Sometimes in the dead of night when I can’t get to sleep because I’m so overwhelmed by my to do list I console myself by the fact that even Oprah, who’s a rock star in every possible way, doesn’t have any kids to worry about. Neither does Condoleezza Rice or Janet Napolitano. And somehow–seriously–knowing that Martha Stewart doesn’t have kids or a husband at home makes me feel just a little bit better about the crazy high wire juggling act that my life can sometimes become.
The most recent census found that 27 percent of women aged 40 to 44 who have advanced degrees are not mothers. At the top end of the work pyramid, only 23.4 percent of women in the workforce are in executive level positions, yet a recent study commissioned by Maria Shriver and the Center for American Progress (“A Woman’s Nation Changes Everything“) found that now, for the first time in our nation’s history, women are half of all U.S. workers and mothers are the primary breadwinners or co-breadwinners in nearly two-thirds of American families.
So women are bringing home paychecks, just not big ones.
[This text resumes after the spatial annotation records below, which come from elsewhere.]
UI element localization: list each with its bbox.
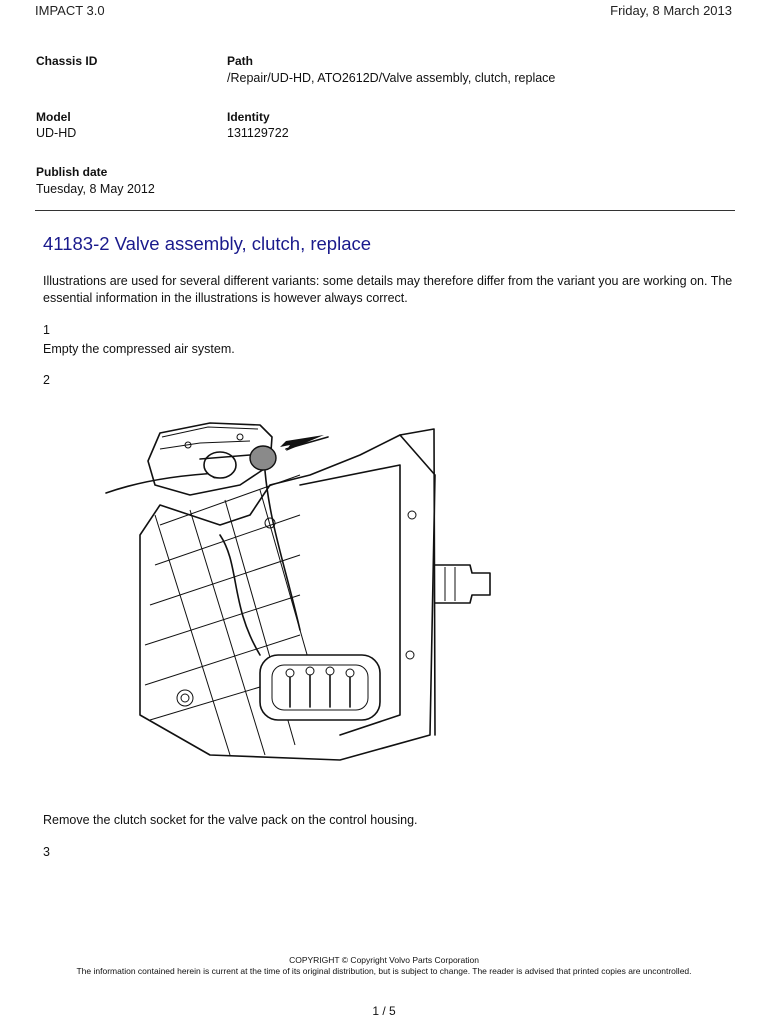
header-divider xyxy=(35,210,735,211)
publish-date-value: Tuesday, 8 May 2012 xyxy=(36,182,155,196)
publish-date-label: Publish date xyxy=(36,165,108,179)
copyright-notice: COPYRIGHT © Copyright Volvo Parts Corporation xyxy=(289,955,479,965)
step-text: Empty the compressed air system. xyxy=(43,342,235,356)
print-date: Friday, 8 March 2013 xyxy=(610,3,732,18)
step-number: 1 xyxy=(43,323,50,337)
path-label: Path xyxy=(227,54,254,68)
page-title: 41183-2 Valve assembly, clutch, replace xyxy=(43,233,372,254)
disclaimer: The information contained herein is current at the time of its original distribution, but is subject to change. The reader is advised that printed copies are uncontrolled. xyxy=(76,966,692,976)
chassis-id-label: Chassis ID xyxy=(36,54,98,68)
identity-label: Identity xyxy=(227,110,270,124)
identity-value: 131129722 xyxy=(227,126,289,140)
model-value: UD-HD xyxy=(36,126,77,140)
path-value: /Repair/UD-HD, ATO2612D/Valve assembly, clutch, replace xyxy=(227,71,556,85)
step-number: 3 xyxy=(43,845,50,859)
step-text: Remove the clutch socket for the valve pack on the control housing. xyxy=(43,813,418,827)
page-number: 1 / 5 xyxy=(372,1004,396,1018)
app-name: IMPACT 3.0 xyxy=(35,3,105,18)
step-number: 2 xyxy=(43,373,50,387)
model-label: Model xyxy=(36,110,71,124)
gearbox-illustration-icon xyxy=(100,415,500,775)
intro-paragraph: Illustrations are used for several different variants: some details may therefore differ from the variant you are working on. The essential information in the illustrations is however always correct. xyxy=(43,274,733,305)
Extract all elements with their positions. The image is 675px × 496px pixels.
“About 67 percent of married mothers and 69 percent of mothers without a spouse today are employed outside the home. More women become the primary breadwinners for their families, yet they still earn less than their male counterparts. About 67 percent of workers paid at or below the minimum wage are women,” according to Secretary of the U.S. Department of Labor Hilda Solis, another contributor to the Shriver study.
In 1967 women made up only one-third of all workers, so this is a dramatic change and the workplace itself has yet to adjust to it. Of course this change has also been exacerbated by the goofily named “mancession,” which highlights the face that more men than women have lost their jobs as a result of the recession. Yet, for the most part we’re still working in environments where policies on hours, pay, benefits, and leave time are designed around the outdated model of male breadwinners who have little to no family care-giving responsibilities. This is not the reality today for men or women.
The reality is that the expectations placed on highly ambitious professionals and on mothers are both so demanding that it’s incredibly difficult for women to have it all.
So, sure, it would be great to have another mom on the Supreme Court so that she could have play dates with Ruth Bader Ginsburg’s kids. The kids could go arbitrate playground disputes or smack each other with gavels. But can we really be surprised if the next woman on the Supreme Court is not a mom?